The Levi Strauss Museum is located in the house where Levi Strauss was born in Buttenheim/Southern Germany. In its permanent exhibition the biography of Levi Strauss and the success story of jeans are shown. Annual special exhibitions concentrate on topics which are in some way related to jeans, emigration, textiles or Levi Strauss. This year marks the 25th anniversary of the fall of the Berlin Wall, which led to a special exhibition focused on the role jeans played in former East Germany.
For the youth in the German Democratic Republic, jeans were more than just pants, they showed attitude and were a piece of the West they painstakingly got hold of. By way of the iconic blue pants, our exhibition shows multiple sides of German history:
After the Second World War, Germany was divided among the Allies into four occupied areas and each ally also got one sector of the capital city Berlin. The German Democratic Republic arose from the Russian sector in 1949 and orientated itself towards the USSR. It was ruled by only one party, the Socialist Unity Party of Germany, and a new social order based on socialism was established. To secure the power of the dictatorial governing Socialist Unity Party, as well as for the surveillance of enemies of the state, the Ministry of State Security was set up. Because many citizens were dissatisfied with their living conditions, they tried to leave the country. To stop them, the border was at first fortified with barbed wire and finally on August 13th, 1961, the Berlin Wall was set up. For 28 years it separated families and friends and divided Germany into two separate states.

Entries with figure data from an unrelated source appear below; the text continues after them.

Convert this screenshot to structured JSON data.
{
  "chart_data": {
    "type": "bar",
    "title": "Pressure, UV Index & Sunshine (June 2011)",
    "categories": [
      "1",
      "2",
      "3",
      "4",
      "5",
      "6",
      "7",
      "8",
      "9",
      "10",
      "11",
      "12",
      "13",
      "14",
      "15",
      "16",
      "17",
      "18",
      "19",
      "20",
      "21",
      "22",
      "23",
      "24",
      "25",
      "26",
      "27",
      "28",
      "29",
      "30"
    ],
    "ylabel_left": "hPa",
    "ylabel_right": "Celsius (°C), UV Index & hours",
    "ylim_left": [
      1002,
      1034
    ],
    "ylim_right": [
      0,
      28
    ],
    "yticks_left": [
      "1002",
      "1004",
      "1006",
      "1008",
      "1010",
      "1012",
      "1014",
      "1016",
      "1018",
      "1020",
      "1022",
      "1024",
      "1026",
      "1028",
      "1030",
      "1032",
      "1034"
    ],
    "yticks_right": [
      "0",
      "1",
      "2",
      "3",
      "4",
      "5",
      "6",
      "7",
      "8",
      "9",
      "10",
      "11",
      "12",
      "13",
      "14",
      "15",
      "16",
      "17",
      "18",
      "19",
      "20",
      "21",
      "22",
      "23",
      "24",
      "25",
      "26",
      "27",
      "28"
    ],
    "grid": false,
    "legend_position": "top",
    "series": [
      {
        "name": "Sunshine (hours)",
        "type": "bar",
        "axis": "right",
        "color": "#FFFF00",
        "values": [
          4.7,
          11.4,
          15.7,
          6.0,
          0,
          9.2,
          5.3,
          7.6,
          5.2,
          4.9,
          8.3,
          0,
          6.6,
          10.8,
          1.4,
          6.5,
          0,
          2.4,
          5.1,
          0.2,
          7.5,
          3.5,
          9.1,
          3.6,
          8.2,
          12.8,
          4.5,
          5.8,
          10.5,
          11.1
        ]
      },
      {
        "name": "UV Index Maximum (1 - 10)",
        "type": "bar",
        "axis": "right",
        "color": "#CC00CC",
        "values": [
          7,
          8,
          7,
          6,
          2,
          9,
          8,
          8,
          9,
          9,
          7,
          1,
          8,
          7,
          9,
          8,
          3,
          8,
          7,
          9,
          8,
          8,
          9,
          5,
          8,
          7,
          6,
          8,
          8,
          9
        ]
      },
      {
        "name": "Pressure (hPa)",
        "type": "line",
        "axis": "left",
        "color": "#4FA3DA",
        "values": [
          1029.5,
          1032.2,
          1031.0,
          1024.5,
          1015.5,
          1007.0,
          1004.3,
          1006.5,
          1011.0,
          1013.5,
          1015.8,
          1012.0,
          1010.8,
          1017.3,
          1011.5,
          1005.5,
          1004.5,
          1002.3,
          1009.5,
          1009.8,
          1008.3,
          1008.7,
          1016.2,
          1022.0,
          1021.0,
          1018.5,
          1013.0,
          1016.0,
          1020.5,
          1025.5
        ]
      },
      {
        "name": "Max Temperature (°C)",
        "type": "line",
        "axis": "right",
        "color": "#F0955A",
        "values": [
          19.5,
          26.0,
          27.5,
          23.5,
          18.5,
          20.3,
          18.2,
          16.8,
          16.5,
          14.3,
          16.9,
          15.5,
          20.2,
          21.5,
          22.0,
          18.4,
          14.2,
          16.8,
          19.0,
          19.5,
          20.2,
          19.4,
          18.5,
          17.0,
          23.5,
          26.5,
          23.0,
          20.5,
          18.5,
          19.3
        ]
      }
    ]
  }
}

To protect the youth from western capitalist influences, the Socialist Unity Party tried to introduce a socialist clothing culture in East Germany. Jeans were considered as capitalist influence and jeans-wearers were enemies of the state. The entrance to dance halls forbade the so-called “riveted pants” and pupils wearing jeans were sent home from school. But international fashion could not be stopped at the iron curtain — despite all efforts, it was western trends that were most en vogue in the East.
For people living in the East, it was not so easy to get hold of a pair of Western Jeans. The most common way was to ask relatives in West Germany to send the coveted pants in a so called “Western parcel” together with other rare consumer goods such as soap, perfume and nylons.

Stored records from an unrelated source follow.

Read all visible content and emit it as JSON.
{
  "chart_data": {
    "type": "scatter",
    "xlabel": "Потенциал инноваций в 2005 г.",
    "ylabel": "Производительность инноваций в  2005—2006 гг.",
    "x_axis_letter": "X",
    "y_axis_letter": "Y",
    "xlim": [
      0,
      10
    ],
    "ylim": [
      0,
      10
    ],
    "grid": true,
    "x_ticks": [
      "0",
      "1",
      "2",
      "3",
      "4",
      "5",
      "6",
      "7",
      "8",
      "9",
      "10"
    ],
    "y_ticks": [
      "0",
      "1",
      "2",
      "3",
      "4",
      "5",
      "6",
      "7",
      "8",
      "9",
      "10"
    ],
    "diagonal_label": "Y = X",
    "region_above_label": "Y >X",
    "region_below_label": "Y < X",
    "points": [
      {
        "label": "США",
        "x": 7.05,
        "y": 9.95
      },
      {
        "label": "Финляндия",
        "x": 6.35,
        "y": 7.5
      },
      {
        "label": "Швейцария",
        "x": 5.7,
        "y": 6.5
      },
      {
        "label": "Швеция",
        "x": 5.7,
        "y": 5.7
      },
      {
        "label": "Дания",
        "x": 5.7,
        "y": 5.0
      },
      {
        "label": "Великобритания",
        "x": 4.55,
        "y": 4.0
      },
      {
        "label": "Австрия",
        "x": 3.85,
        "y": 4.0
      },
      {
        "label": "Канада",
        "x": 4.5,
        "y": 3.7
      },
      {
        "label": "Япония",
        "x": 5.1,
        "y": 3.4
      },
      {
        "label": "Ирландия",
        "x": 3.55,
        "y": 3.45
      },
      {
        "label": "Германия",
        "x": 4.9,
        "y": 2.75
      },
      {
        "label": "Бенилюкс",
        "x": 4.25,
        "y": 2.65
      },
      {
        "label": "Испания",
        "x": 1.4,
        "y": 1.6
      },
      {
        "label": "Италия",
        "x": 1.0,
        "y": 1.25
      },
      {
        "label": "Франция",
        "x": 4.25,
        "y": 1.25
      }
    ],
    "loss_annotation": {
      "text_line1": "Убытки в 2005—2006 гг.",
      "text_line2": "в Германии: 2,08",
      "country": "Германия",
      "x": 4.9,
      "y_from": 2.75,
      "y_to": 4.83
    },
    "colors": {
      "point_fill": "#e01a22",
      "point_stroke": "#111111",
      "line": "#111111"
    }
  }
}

For exorbitant sums of money it was also possible to buy jeans on the black market or in so called “Intershops”. Youth with no relatives in the West had to look for alternative ways to obtain pants that looked at least similar to Western jeans. They sewed them themselves out of blue cloth and equipped them with rivets which could be bought separately. Guest workers from Vietnam filled a market niche: in their spare time they produced custom-made jeans out of denim imported from Vietnam and even equipped them with “original” labels. This way many young people got their Western jeans “Made in GDR” (German Democratic Republic).
From 1974 on the regime of the GDR finally gave in and started to produce the first Eastern German jeans. They bore names like “Goldfuchs” (Gold fox), “Wisent” (“European bison”) or “Boxer” and were produced to placate the youth in their desire for jeans. As raw material was subject to a quota and there never was enough cotton, GDR-jeans were partly produced of synthetic fibers. That made the pants uncomfortable to wear and additionally they lacked the typical fading effect jeans usually have. Most East German jeans also did not have both quality and style people knew from Western brands and they were never able to achieve a similar status.

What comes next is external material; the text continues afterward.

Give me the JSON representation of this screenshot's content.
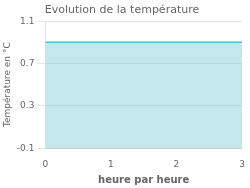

It wasn’t until the 1980s that jeans became suitable for daily use. Even in East Germany, it was then no longer offensive to wear jeans in everyday life. But the blue pants stayed scarce — production could never satisfy demand. So the regime of the GDR decided in 1978 to import one million pairs of Levi’s jeans to please the needs of the people. They were sold in selected universities and companies (even in the Ministry of State Security) and subsequently made the deficiencies of East German jeans even more obvious.
With the fall of the Berlin Wall in 1989 the fight for jeans in East Germany was finally over. All East German jeans brands did not outlive the German reunification.
The exhibition in Levi’s birth house depicts jeans in all the facets they have taken on in East Germany: as political statement, as capitalist “lack of culture”, as coveted scarce articles, as expensively traded smuggled goods, as identification object and last but not least as beloved everyday garment. The entrance to the exhibition in “riveted pants” is explicitly permitted!
ABOUT THE AUTHOR
Dr. Tanja Roppelt has served as director of the Levi Strauss Museum Buttenheim, the birthplace of Levi Strauss, since September 2000. As the museum’s only full-time employee, Dr. Roppelt is responsible for all museum affairs, including fundraising, research, exhibitions, events and public relations.